Named Unions as function parameters
What's up?
From the discussion on #4499, we propose allowing functions to take parameters that are typed by named unions (aka enums, #4038).
The core syntax would look like this:
type InvoiceStatus = (
Paid = 0 ||
Unpaid = 1 ||
Canceled = 2 ||
)
let filter_status = func status <InvoiceStatus> tbl <relation> -> (
filter (this.status == status) tbl
)
from invoices
filter_status InvoiceStatus.Paid
If the type of the function parameter can be resolved, it should be possible to drop the explicit reference to the type name when specifying the parameter value.
from invoices
filter_status Paid
This would be handled by prepending the parameter type to the name resolution order, so InvoiceStatus would be searched first, followed then by the remaining namespace scopes.

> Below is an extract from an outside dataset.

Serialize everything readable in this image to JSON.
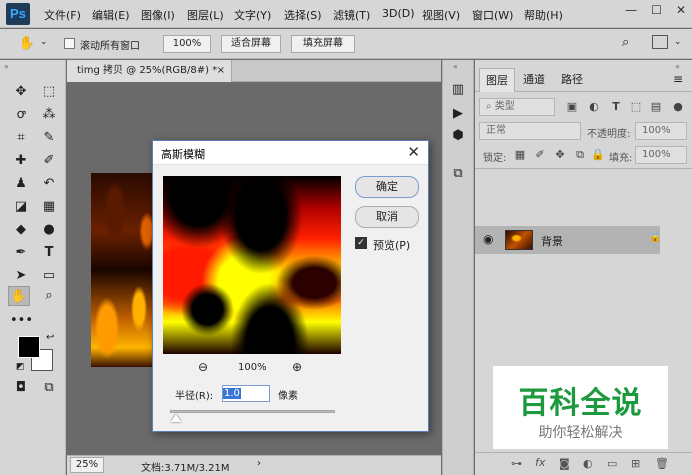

The same would also apply for named parameters:
let filter_status = func status <InvoiceStatus>:Paid tbl <relation> -> (
filter (this.status == status) tbl
)
from invoices
filter_status # defaults to InvoiceStatus.Paid
# or
from invoices
filter_status status:Unpaid
# or, explicitly
from invoices
filter_status status:InvoiceStatus.Unpaid
With this, the join transformation in the standard library would have the updated definition:
type join_side = (
inner = "inner" ||
outer = "outer" ||
left = "left" ||
right = "right" ||
)
let join = func
`default_db.with` <relation>
condition <bool>
side <join_side>:inner
tbl <relation>
-> <relation> internal join
A similar update would also be made for from_text format:...

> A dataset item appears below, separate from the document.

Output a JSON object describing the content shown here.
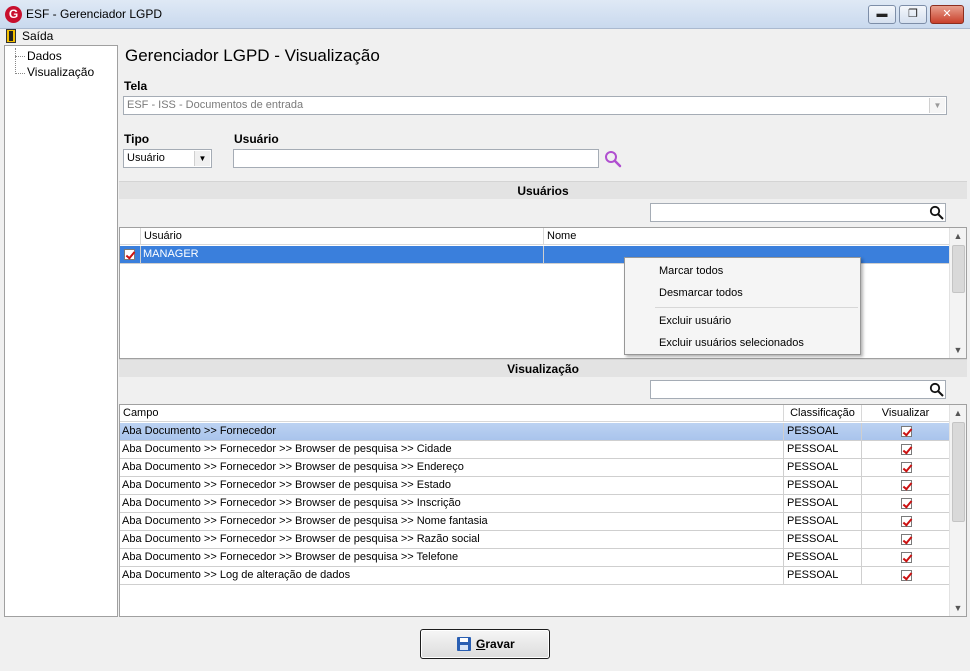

As an aside, it would also be worth considering a similar feature of named union namespace resolution for typed relations, when those are implemented. I could see something like this working very well:
from invoices (customer_id = text || amount = float || status = InvoiceStatus)
filter status == Paid
# or, from #2930
filter (match this.status {
Paid => true,
Unpaid { amount } => amount < 10.0,
_ => false,
})
I think the syntax in other languages such as Rust, Python and C# is much nicer.
In Rust it would be so much cleaner:
enum InvoiceStatus {
Paid,
Unpaid,
Canceled,
}
I think this would be a very nice addition to the language!
--
Do we need the mapping to ints / strings?

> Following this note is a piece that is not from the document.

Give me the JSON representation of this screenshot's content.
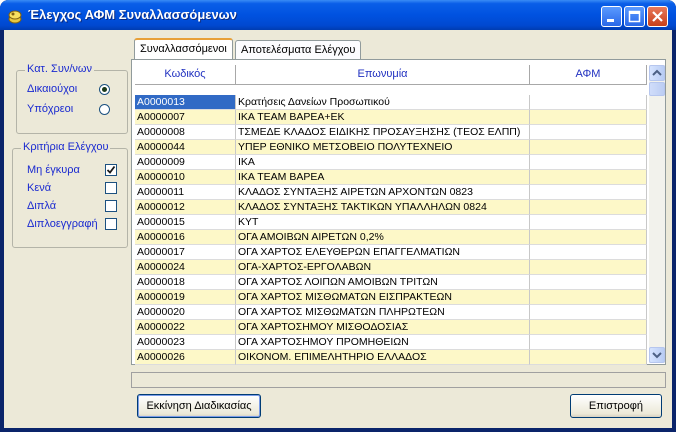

Or could we just have the variants like type InvoiceStatus = [Paid, Unpaid, Canceled]?
(possibly the syntax would need to be slightly different — possibly Paid etc doesn't refer to anything despite being on the right-hand side, but conceptually...)
I found the discussion of named unions in #2930 compelling, not to mention that the parsing of that syntax is already done (#4038). I would guess that we want to have just one syntax for named unions / enums, not that the existing one is perfect, but it might have certain advantages when parsing... I'm not sure, though, and I don't feel inspired to dive into the parser 😄
As for the necessity of mapping named union members to values, I think it's probably better to make it explicitly defined by users rather than implicit. I don't think there's a single convention that users would expect -- I can imagine that one user would expect [Paid, Unpaid, Canceled] to map to [0, 1, 2] while another would expect string mapping to ["Paid", "Unpaid", "Canceled"].
Requiring explicit definitions would also help a lot if named unions (as enums) end up getting cast to other data types. This casting is probably going to be very common, especially if named unions are used for typing relations, where the underlying database types are disconnected from the types defined in the PRQL context.
Requiring explicit definitions would also help a lot if named unions (as enums) end up getting cast to other data types. This casting is probably going to be very common, especially if named unions are used for typing relations, where the underlying database types are disconnected from the types defined in the PRQL context.
Yes, if we cast them to other types then I totally agree. type InvoiceStatus is indeed going to get cast, since there's no Enum type in the underlying data. Whereas type JoinDirection is only used in PRQL — but maybe there aren't many of these...
This is a nice feature overview of exactly how I think PRQL should approach sum types!
We will need to invest some time into how this will be implemented in SQL and unfortunately I won't we able to help here for some time, as I have other priorities right now.